Selmor Mtukudzi et sa belle-mère Daisy se réunissent pour un cadeau Chivayo

Maria

Selmor Mtukudzi et sa belle-mère Daisy se réunissent pour un cadeau Chivayo

Des années de tensions familiales entre le musicien Selmor Mtukudzi et son ex-belle-mère, Daisy, ont semblé s’atténuer jeudi après que l’homme d’affaires controversé Wicknell Chivayo a réuni les deux avec un paquet cadeau d’une valeur de 108 000 dollars.

Selmor et Daisy entretiennent une relation tendue depuis des années, leurs différences se répandant dans le domaine public à travers des interviews, des publications sur les réseaux sociaux et des différends sur l’héritage du regretté icône de la musique Oliver Mtukudzi.

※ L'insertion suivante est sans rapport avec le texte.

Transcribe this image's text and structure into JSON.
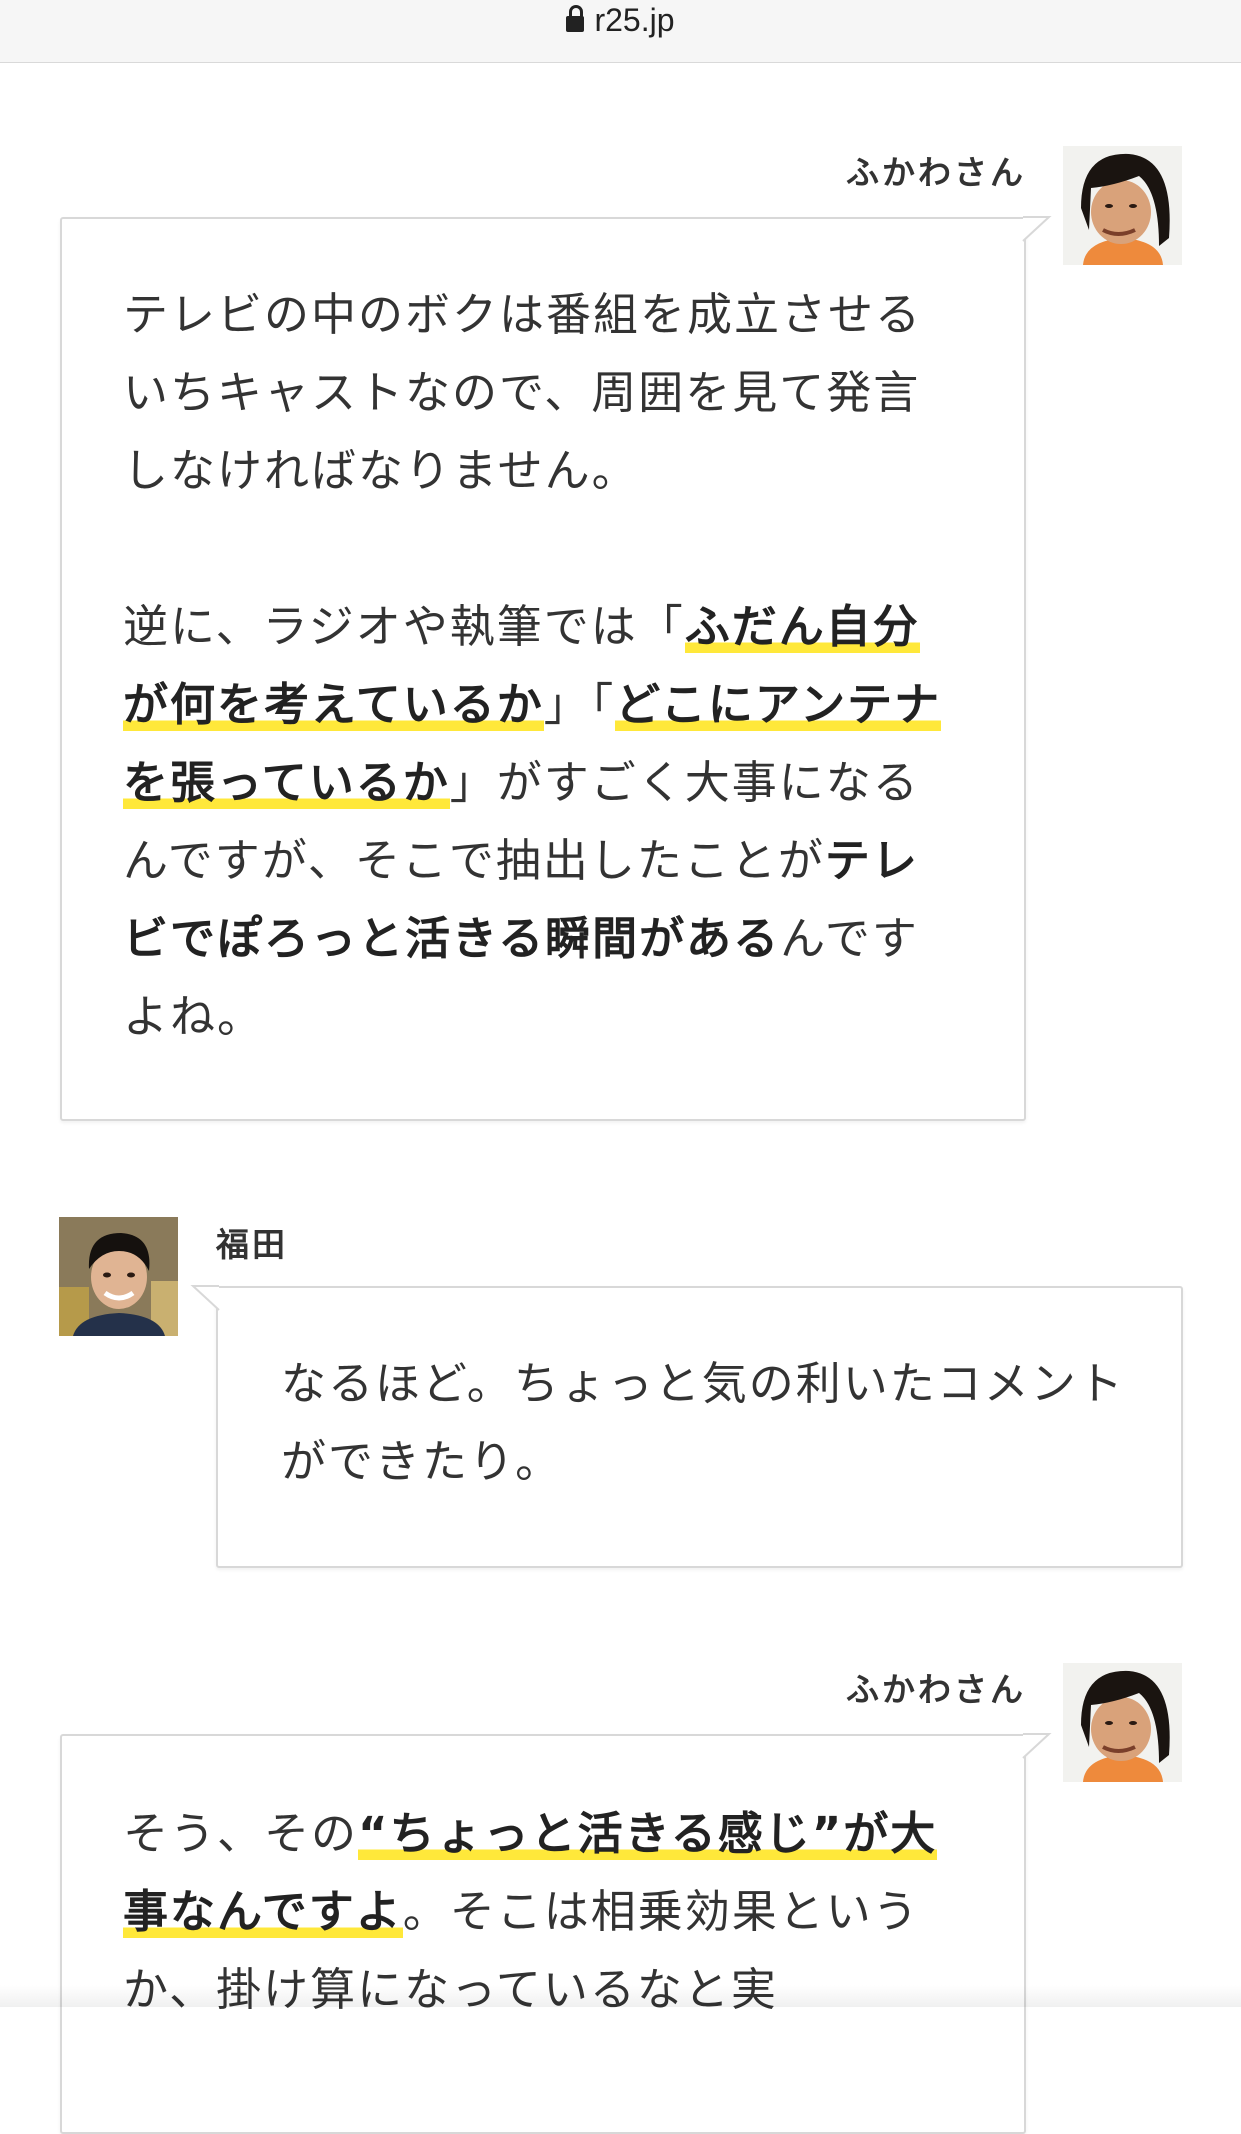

Chivayo a promis plus tôt ce mois-ci à Selmor un Toyota Fortuner d’une valeur de 68 000 dollars américains et 40 000 dollars américains en espèces, mais a conditionné la collecte du cadeau à l’arrivée de Daisy.

Les 20 000 dollars américains ont été remis à Selmor pour le carburant, et les 20 000 dollars américains restants ont été remis à Daisy pour son entretien personnel.

« La vie est trop courte pour se détester et avoir des rancunes générationnelles », a déclaré Chivayo dans un message sur les réseaux sociaux où il a annoncé le cadeau.

Des vidéos circulant ont capturé Selmor et Daisy ensemble chez Enterprise Car Sales alors qu’ils récupéraient les cadeaux, avec une Selmor émue exprimant sa gratitude pour les retrouvailles, affirmant que cela répondait à un souhait de son défunt père.

« Merci de nous avoir unis à maman (Daisy), quelque chose que beaucoup de gens n’ont pas réussi à faire pendant des années ; c’était le souhait de mon défunt père Oliver Mtukudzi », a déclaré Selmor.

Les tensions entre Selmor, sa sœur Sandra et Daisy sont devenues particulièrement visibles en 2024 lorsque Selmor a publiquement exprimé sa déception après avoir été exclue d’un événement au Centre des arts Pakare Paye de son père.

Selmor et Sandra ont ensuite parlé publiquement de leurs expériences d’enfance et de leur relation avec Daisy, affirmant qu’elle les avait maltraités en grandissant.